10 April 2014

Mozambique: Bus Company Protests Against Suspension

Maputo — A Mozambican bus company whose activities have been suspended for three months by the Transport Ministry has claimed that this decision is the work of its competitors.

Last week, Transport Minister Gabriel Muthisse ordered the Nampula-based company, Maning Nice, off the roads. The suspension was to begin on 14 April and would be reviewed after three months.

The reason given for the ban was the unacceptably high number of accidents involving Maning Nice. Over the past three years, Maning Nice buses have been involved in seven accidents, resulting in 14 deaths. 94 other people were injured. The accidents were blamed on excessive speed.

The company's lawyer, Pedro Ernesto, cited by the independent television station STV, denied the Transport Ministry's claim that Maning Nice had been warned, through fines and meetings, without any effect. He said that at no moment had the company received any written warning or complaint about the behaviour of its drivers.

There had been just one meeting, chaired by the General Commander of the police, Jorge Khalau, attended by several transport companies, including Maning Nice. Ernesto claimed that during the meeting Khalau had expressed an interest in closing down Maning Nice.

Ernesto said that “high ranking figures in the Ministry of the Interior” (whom he did not name), and who have interests in inter-provincial passenger transport, had persuaded Muthisse to suspend Maning Nice. In other words, he accused the Minister of favouring his company's competitors.

Ernesto promised to activate all possible administrative and legal mechanisms to convince the government to reconsider its decision. He said the suspension damaged the interests of the company, its workers and the travelling public.

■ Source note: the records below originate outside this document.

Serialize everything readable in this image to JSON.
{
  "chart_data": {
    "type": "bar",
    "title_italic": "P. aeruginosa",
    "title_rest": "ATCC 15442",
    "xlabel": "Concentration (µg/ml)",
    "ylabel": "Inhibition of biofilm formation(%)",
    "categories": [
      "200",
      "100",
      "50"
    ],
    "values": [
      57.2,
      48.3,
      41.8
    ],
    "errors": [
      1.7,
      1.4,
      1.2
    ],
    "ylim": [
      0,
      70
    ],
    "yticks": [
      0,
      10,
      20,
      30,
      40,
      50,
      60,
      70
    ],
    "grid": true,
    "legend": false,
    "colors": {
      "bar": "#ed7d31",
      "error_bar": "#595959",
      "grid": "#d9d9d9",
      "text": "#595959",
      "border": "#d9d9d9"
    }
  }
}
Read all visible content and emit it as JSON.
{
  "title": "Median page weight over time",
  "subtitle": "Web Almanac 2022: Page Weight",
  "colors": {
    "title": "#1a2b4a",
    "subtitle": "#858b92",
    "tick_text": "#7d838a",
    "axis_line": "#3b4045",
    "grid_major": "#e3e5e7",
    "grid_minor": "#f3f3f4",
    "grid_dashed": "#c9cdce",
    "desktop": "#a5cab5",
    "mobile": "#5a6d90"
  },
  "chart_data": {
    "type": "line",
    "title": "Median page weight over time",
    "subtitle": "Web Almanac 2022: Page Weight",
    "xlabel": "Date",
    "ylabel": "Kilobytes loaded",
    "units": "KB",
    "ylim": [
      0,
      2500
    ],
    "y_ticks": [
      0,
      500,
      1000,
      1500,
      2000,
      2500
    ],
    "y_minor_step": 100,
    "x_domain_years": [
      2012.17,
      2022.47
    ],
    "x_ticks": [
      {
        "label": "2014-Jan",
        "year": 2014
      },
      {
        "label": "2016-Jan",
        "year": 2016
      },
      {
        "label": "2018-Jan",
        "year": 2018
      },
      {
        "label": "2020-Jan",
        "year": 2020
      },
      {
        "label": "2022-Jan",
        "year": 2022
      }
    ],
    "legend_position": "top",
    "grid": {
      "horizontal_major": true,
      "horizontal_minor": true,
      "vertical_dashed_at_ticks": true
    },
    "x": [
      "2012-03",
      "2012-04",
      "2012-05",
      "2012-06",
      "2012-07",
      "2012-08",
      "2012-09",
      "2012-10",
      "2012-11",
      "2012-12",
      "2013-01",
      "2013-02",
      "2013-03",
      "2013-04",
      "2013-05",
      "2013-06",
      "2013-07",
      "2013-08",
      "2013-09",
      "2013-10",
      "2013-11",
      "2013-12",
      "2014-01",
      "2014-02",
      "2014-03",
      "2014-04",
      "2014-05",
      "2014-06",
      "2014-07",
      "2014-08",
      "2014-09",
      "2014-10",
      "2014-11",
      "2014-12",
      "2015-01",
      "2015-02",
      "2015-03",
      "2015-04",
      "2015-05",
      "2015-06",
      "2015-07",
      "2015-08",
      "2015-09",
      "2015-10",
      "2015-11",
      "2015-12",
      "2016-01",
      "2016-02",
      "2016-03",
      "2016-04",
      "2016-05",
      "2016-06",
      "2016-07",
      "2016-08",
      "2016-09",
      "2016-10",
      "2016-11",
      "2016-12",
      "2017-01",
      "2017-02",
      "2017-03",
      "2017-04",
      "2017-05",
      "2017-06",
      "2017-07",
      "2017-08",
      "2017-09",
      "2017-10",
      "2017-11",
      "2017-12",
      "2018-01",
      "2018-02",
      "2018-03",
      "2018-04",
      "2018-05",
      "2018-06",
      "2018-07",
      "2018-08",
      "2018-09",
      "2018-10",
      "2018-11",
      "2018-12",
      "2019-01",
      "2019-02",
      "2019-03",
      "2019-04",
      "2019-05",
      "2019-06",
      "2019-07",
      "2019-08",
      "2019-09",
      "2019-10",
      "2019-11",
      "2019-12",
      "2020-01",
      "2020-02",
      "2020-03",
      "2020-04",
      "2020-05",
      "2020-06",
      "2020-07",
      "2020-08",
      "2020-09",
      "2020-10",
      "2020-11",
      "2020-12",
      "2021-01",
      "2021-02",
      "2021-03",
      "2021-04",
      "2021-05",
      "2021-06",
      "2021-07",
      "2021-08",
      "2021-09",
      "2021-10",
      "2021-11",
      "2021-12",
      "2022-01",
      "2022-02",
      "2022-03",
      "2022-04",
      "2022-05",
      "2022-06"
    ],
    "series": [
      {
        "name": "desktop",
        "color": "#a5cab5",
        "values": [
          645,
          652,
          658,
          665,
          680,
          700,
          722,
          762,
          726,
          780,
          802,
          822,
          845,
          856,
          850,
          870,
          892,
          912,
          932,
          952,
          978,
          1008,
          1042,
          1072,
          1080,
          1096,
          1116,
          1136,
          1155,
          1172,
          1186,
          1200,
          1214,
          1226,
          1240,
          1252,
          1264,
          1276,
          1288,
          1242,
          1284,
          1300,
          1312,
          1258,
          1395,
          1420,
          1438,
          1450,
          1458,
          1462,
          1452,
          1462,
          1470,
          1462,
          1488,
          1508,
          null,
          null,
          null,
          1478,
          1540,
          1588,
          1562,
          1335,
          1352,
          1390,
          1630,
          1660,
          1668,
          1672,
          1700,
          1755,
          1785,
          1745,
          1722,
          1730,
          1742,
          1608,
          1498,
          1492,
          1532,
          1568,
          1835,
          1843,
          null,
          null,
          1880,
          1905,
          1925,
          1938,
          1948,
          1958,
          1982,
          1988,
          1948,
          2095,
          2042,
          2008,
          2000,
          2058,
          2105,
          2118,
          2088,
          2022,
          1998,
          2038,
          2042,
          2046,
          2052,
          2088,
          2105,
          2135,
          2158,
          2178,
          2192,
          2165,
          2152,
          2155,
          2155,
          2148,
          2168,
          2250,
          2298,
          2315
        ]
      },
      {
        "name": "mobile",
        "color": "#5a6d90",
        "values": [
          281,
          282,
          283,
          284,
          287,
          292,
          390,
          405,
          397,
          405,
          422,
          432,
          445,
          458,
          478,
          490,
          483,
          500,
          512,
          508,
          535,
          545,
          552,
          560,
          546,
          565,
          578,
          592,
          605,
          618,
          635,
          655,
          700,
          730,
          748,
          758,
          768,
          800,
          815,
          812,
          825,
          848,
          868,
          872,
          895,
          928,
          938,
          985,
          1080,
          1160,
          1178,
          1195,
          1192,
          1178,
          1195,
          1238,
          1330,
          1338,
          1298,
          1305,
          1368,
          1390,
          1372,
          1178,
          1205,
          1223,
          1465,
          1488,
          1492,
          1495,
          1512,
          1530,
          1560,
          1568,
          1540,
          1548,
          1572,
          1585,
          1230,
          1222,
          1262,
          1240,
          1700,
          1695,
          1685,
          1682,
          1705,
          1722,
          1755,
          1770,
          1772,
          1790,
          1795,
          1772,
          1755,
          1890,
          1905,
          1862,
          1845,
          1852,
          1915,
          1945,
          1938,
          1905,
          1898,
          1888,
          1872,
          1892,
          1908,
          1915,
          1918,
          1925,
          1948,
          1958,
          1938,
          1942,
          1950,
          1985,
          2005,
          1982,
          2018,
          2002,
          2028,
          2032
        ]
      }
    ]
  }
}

He also urged the Ministry to compare Maning Nice's safety record with that of other companies operating on the same routes.

But the Association of Mozambican Transporters (AMOTRANS) applauded the suspension and urged the Ministry to do the same to other companies found to be endangering their passengers.

AMOTRANS Managing Director Paulino Muthisse said “the suspension is welcome, because we have been witnessing the loss of human lives on the public highway, and the owners of the companies are doing nothing to improve the situation”.

He said the root of the problem was the targets set by the employers. “It's systematic”, he said. “The companies have targets and timetables, and to achieve them the drivers do not respect speed limits. As a result lives are lost”.

Paulino Muthisse did not believe that the suspension of Maning Nice would seriously affect passenger transport. “We have enough buses to meet the demand”, he said.